La desnudó entre besos lentos que quitaban el aliento, estudiando su cuerpo suave y sonrosado, como cuando se abre un regalo ansiado desde hace mucho tiempo.

– ¿Puedo terminar de desnudarte? -susurró. Y le sacó la camisa por los hombros sin esperar por su aprobación.

– En un minuto -dijo, atrapándole la mano. Su lengua rodó alrededor de la de ella con tal destreza erótica, que las manos le cayeron a los lados, dominada.

– Quiero borrar de tu mente todo recuerdo que te haya hecho desdichada.

– Pero te quiero tocar -dijo obstinadamente.

– ¿Con cicatrices y todo? -le preguntó, pero ya estaba a su merced, antes de que ella levantara las manos, esta vez para tirarle de las caderas.

– Quiero que olvides cómo te hiciste esas cicatrices.

Se sacó la chaqueta y la camisa y las arrojó al armario jacobino que estaba contra la pared.

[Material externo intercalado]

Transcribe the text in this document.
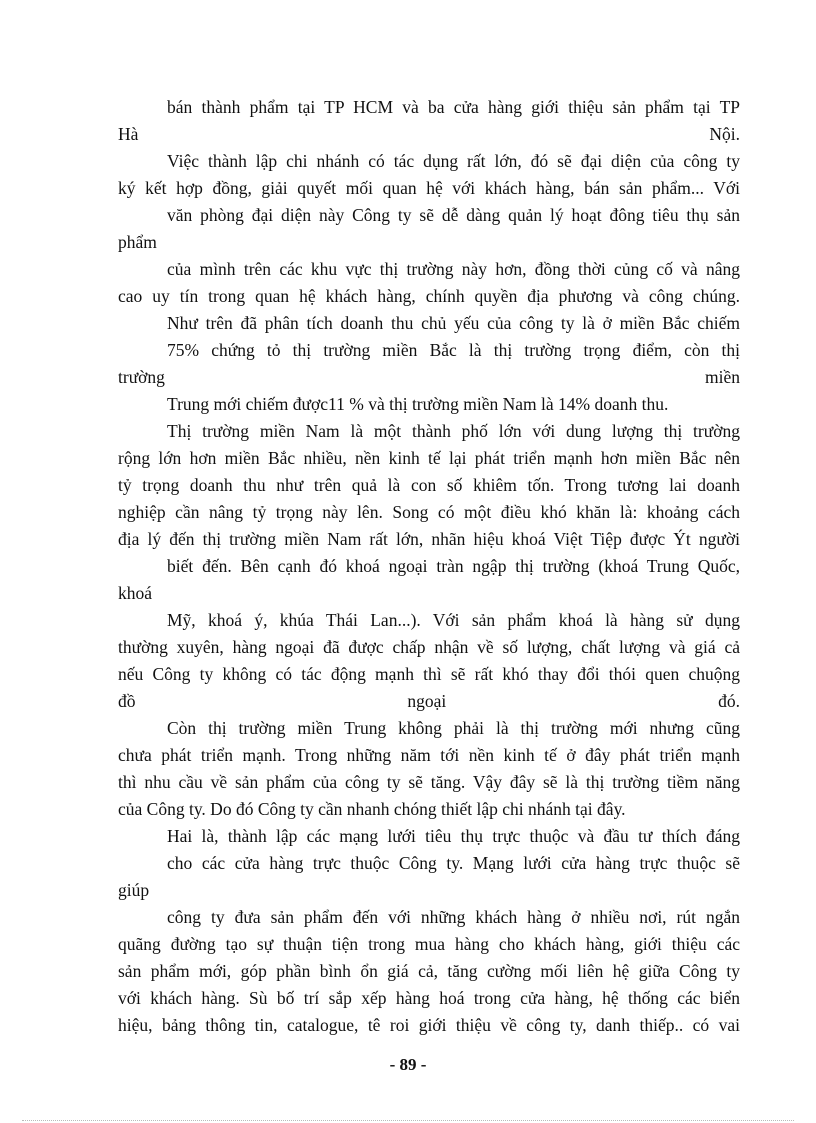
bán thành phẩm tại TP HCM và ba cửa hàng giới thiệu sản phẩm tại TP
Hà Nội.
Việc thành lập chi nhánh có tác dụng rất lớn, đó sẽ đại diện của công ty
ký kết hợp đồng, giải quyết mối quan hệ với khách hàng, bán sản phẩm... Với
văn phòng đại diện này Công ty sẽ dễ dàng quản lý hoạt đông tiêu thụ sản
phẩm
của mình trên các khu vực thị trường này hơn, đồng thời củng cố và nâng
cao uy tín trong quan hệ khách hàng, chính quyền địa phương và công chúng.
Như trên đã phân tích doanh thu chủ yếu của công ty là ở miền Bắc chiếm
75% chứng tỏ thị trường miền Bắc là thị trường trọng điểm, còn thị
trường miền
Trung mới chiếm được11 % và thị trường miền Nam là 14% doanh thu.
Thị trường miền Nam là một thành phố lớn với dung lượng thị trường
rộng lớn hơn miền Bắc nhiều, nền kinh tế lại phát triển mạnh hơn miền Bắc nên
tỷ trọng doanh thu như trên quả là con số khiêm tốn. Trong tương lai doanh
nghiệp cần nâng tỷ trọng này lên. Song có một điều khó khăn là: khoảng cách
địa lý đến thị trường miền Nam rất lớn, nhãn hiệu khoá Việt Tiệp được Ýt người
biết đến. Bên cạnh đó khoá ngoại tràn ngập thị trường (khoá Trung Quốc,
khoá
Mỹ, khoá ý, khúa Thái Lan...). Với sản phẩm khoá là hàng sử dụng
thường xuyên, hàng ngoại đã được chấp nhận về số lượng, chất lượng và giá cả
nếu Công ty không có tác động mạnh thì sẽ rất khó thay đổi thói quen chuộng
đồ ngoại đó.
Còn thị trường miền Trung không phải là thị trường mới nhưng cũng
chưa phát triển mạnh. Trong những năm tới nền kinh tế ở đây phát triển mạnh
thì nhu cầu về sản phẩm của công ty sẽ tăng. Vậy đây sẽ là thị trường tiềm năng
của Công ty. Do đó Công ty cần nhanh chóng thiết lập chi nhánh tại đây.
Hai là, thành lập các mạng lưới tiêu thụ trực thuộc và đầu tư thích đáng
cho các cửa hàng trực thuộc Công ty. Mạng lưới cửa hàng trực thuộc sẽ
giúp
công ty đưa sản phẩm đến với những khách hàng ở nhiều nơi, rút ngắn
quãng đường tạo sự thuận tiện trong mua hàng cho khách hàng, giới thiệu các
sản phẩm mới, góp phần bình ổn giá cả, tăng cường mối liên hệ giữa Công ty
với khách hàng. Sù bố trí sắp xếp hàng hoá trong cửa hàng, hệ thống các biển
hiệu, bảng thông tin, catalogue, tê roi giới thiệu về công ty, danh thiếp.. có vai
- 89 -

Balanceándose brevemente para quitarse las botas y los pantalones, se estremeció al sentir sus manos bajando por su espina dorsal.

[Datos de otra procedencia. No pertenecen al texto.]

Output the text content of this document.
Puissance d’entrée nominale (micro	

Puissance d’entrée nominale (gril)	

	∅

– Tengo cicatrices por todas partes -dijo levantándose un momento, la luna acentuando los duros ángulos de su cuerpo y su erección.

Su respiración se hizo superficial, mientras él la estrechaba entre sus piernas, con una mano deslizándose debajo de su cadera.

– Pensar que me enamoré del hijo más malvado de Helbourne.

Le trazó los delicados pezones con la lengua hasta que ella levantó la espalda estremeciéndose de placer.

– Para mí fue bueno que no fueses, precisamente, una niña obediente. -La otra mano la puso entre sus muslos y sus hábiles dedos la sometieron a una agonía sensual que le esclavizó cada sentido.

– Tal vez -le dijo, con los oscuros ojos burlones-, no seré una esposa obediente.

– Pero una complaciente. La obediencia es secundaria.

– Te amo, Gabriel.

– Y yo te amo más de lo que tú me amas.

– Te he amado por más tiempo.

Se rió.

– Entonces tendré que amarte más poderosamente.

– Ámame ahora mismo -ella susurró pasando su talón ligeramente bajando por su pierna musculosa hasta su pie.

Pero él no estaba particularmente apurado esta noche, su momento de volver a casa, su luna de miel. Atesoraba cada momento, gozaba cada detalle, el viento frío que aullaba pero que no penetraba en esta extraña casa, la mujer de sangre caliente que lo había esperado durante siete años. La dejaría esperar un momento más, él haría que su espera valiese la pena. Como jugador, había sabido la primera vez que lo besó, que las probabilidades estaban a su favor.